Savvik Buying Group (Formerly North Central EMS Cooperative (NCEMSC)
Updated/reviewed June 2017
  • Need: Due to its reduced Medicare ambulance service reimbursement, the 1997 Balanced Budget Act threatened to put many rural volunteer emergency medical services (EMS) providers out of business across the country.
  • Intervention: Savvik (formerly North Central EMS Cooperative, or NCEMSC) created a mechanism for EMS providers to achieve cost reduction through group purchasing.
  • Results: The program brings discounts on EMS supplies to over 6,300 members across the United States, Canada, and Mexico.
Simulation in Motion-South Dakota (SIM-SD) EMS Educational Outreach Program
Updated/reviewed January 2017
  • Need: To provide increased educational opportunities for emergency care personnel in rural and frontier South Dakota.
  • Intervention: A technologically advanced training was created to enhance the delivery of emergency patient care.
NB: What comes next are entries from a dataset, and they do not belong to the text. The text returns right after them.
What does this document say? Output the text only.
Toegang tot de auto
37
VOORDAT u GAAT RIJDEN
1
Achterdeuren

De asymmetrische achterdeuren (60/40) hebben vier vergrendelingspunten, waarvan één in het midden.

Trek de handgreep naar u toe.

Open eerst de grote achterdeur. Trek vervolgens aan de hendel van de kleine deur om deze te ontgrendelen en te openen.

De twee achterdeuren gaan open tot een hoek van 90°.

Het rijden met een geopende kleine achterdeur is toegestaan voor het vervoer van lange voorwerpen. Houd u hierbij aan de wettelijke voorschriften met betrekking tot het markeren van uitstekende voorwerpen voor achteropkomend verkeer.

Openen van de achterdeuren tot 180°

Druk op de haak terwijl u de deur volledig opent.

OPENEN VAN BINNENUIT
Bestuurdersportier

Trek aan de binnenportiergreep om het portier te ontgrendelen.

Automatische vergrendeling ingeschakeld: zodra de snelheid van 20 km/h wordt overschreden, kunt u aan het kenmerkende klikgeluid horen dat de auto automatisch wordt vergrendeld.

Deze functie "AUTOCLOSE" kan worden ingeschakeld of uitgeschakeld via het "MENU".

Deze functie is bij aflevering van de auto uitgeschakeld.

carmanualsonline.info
  • Results: Hundreds of EMS staff and volunteers received training that in turn helped them in the field of emergency patient care.
Rescue Divas EMT Recruitment
Updated/reviewed December 2016
  • Need: There is a shortage of EMTs in rural northern Wisconsin.
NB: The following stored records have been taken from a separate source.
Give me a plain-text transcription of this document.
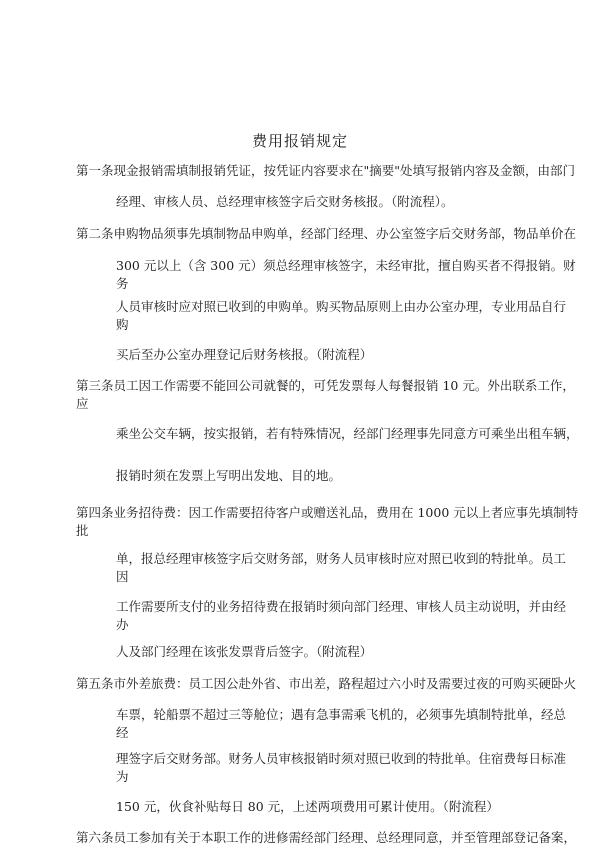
费用报销规定
第一条现金报销需填制报销凭证，按凭证内容要求在"摘要"处填写报销内容及金额，由部门
经理、审核人员、总经理审核签字后交财务核报。（附流程）。
第二条申购物品须事先填制物品申购单，经部门经理、办公室签字后交财务部，物品单价在
300 元以上（含 300 元）须总经理审核签字，未经审批，擅自购买者不得报销。财
务
人员审核时应对照已收到的申购单。购买物品原则上由办公室办理，专业用品自行
购
买后至办公室办理登记后财务核报。（附流程）
第三条员工因工作需要不能回公司就餐的，可凭发票每人每餐报销 10 元。外出联系工作，
应
乘坐公交车辆，按实报销，若有特殊情况，经部门经理事先同意方可乘坐出租车辆，
报销时须在发票上写明出发地、目的地。
第四条业务招待费：因工作需要招待客户或赠送礼品，费用在 1000 元以上者应事先填制特
批
单，报总经理审核签字后交财务部，财务人员审核时应对照已收到的特批单。员工
因
工作需要所支付的业务招待费在报销时须向部门经理、审核人员主动说明，并由经
办
人及部门经理在该张发票背后签字。（附流程）
第五条市外差旅费：员工因公赴外省、市出差，路程超过六小时及需要过夜的可购买硬卧火
车票，轮船票不超过三等舱位；遇有急事需乘飞机的，必须事先填制特批单，经总
经
理签字后交财务部。财务人员审核报销时须对照已收到的特批单。住宿费每日标准
为
150 元，伙食补贴每日 80 元，上述两项费用可累计使用。（附流程）
第六条员工参加有关于本职工作的进修需经部门经理、总经理同意，并至管理部登记备案，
  • Intervention: Rescue Divas is a summer camp program geared toward middle school girls that was created to spark an interest in future careers in emergency medical services.
  • Results: The number of girls who were very interested in pursuing a career in EMS jumped from 6 to 13 after participating in Rescue Divas.
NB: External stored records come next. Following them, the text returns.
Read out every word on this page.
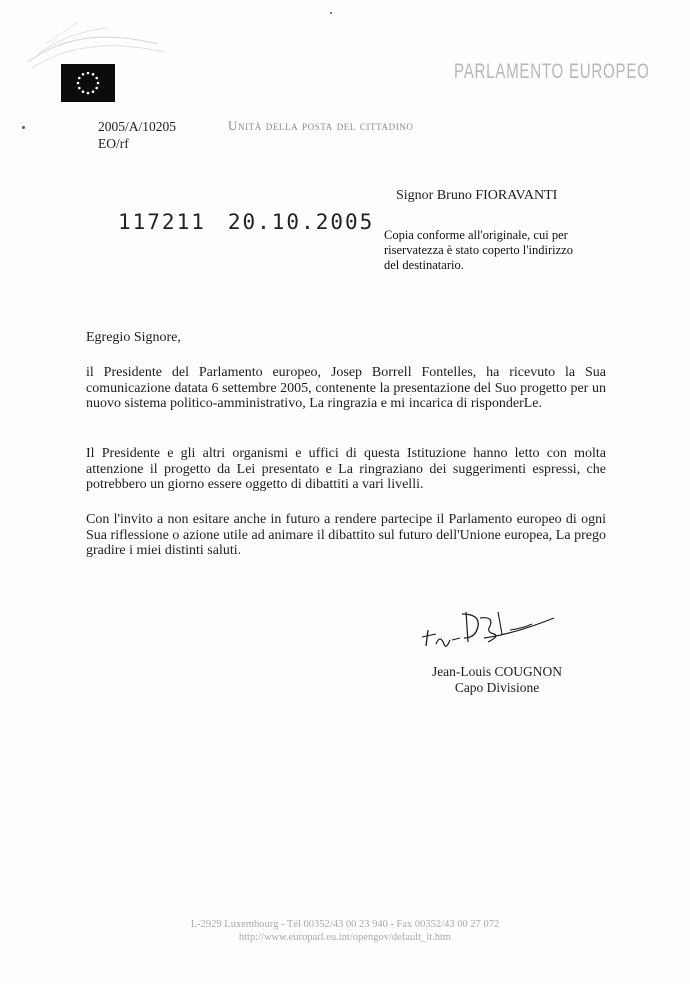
PARLAMENTO EUROPEO
2005/A/10205
EO/rf
Unità della posta del cittadino
Signor Bruno FIORAVANTI
117211 20.10.2005
Copia conforme all'originale, cui per riservatezza è stato coperto l'indirizzo del destinatario.
Egregio Signore,
il Presidente del Parlamento europeo, Josep Borrell Fontelles, ha ricevuto la Sua comunicazione datata 6 settembre 2005, contenente la presentazione del Suo progetto per un nuovo sistema politico-amministrativo, La ringrazia e mi incarica di risponderLe.
Il Presidente e gli altri organismi e uffici di questa Istituzione hanno letto con molta attenzione il progetto da Lei presentato e La ringraziano dei suggerimenti espressi, che potrebbero un giorno essere oggetto di dibattiti a vari livelli.
Con l'invito a non esitare anche in futuro a rendere partecipe il Parlamento europeo di ogni Sua riflessione o azione utile ad animare il dibattito sul futuro dell'Unione europea, La prego gradire i miei distinti saluti.
Jean-Louis COUGNON
Capo Divisione
L-2929 Luxembourg - Tél 00352/43 00 23 940 - Fax 00352/43 00 27 072
http://www.europarl.eu.int/opengov/default_it.htm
Rural Nevada EMS Conference
Added September 2016
  • Need: To provide rural Nevada EMS personnel an opportunity to receive quality training and current EMS information from national EMS educators.
  • Intervention: For 25 years, the Rural Nevada EMS Conference has been offering continuing education units and engaging sessions for EMS personnel.
  • Results: The 2015 conference was rated as "very good" or "excellent" by 97% of its 251 participants.
funded by the Federal Office of Rural Health Policy EMS Live@Nite
Updated/reviewed July 2016
  • Need: 80% of rural EMS providers are volunteers. Distance, time, and cost make it difficult for these volunteers to attend continuing education and maintain certification.
  • Intervention: Inland Northwest Health Services delivers free online training to rural EMS providers via video teleconferencing.
  • Results: The EMS Live@Nite program provides free, monthly training to rural EMS providers in the northwestern part of the United States. The Program is available through live video conferencing from certified locations in rural communities.
Level One Cardiac Care and Partnership
Updated/reviewed March 2016
  • Need: Fast diagnosis and stabilization in order to survive a cardiac emergency in the rural areas around Davenport, Washington.
  • Intervention: Lincoln Hospital is prepared to quickly assess needs, deliver medications, and air transport heart attack patients to Sacred Heart Medical Center in Spokane, Washington.
  • Results: Increased survival rates and other quality of life outcomes for heart attack patients from the rural areas of Lincoln County, Washington.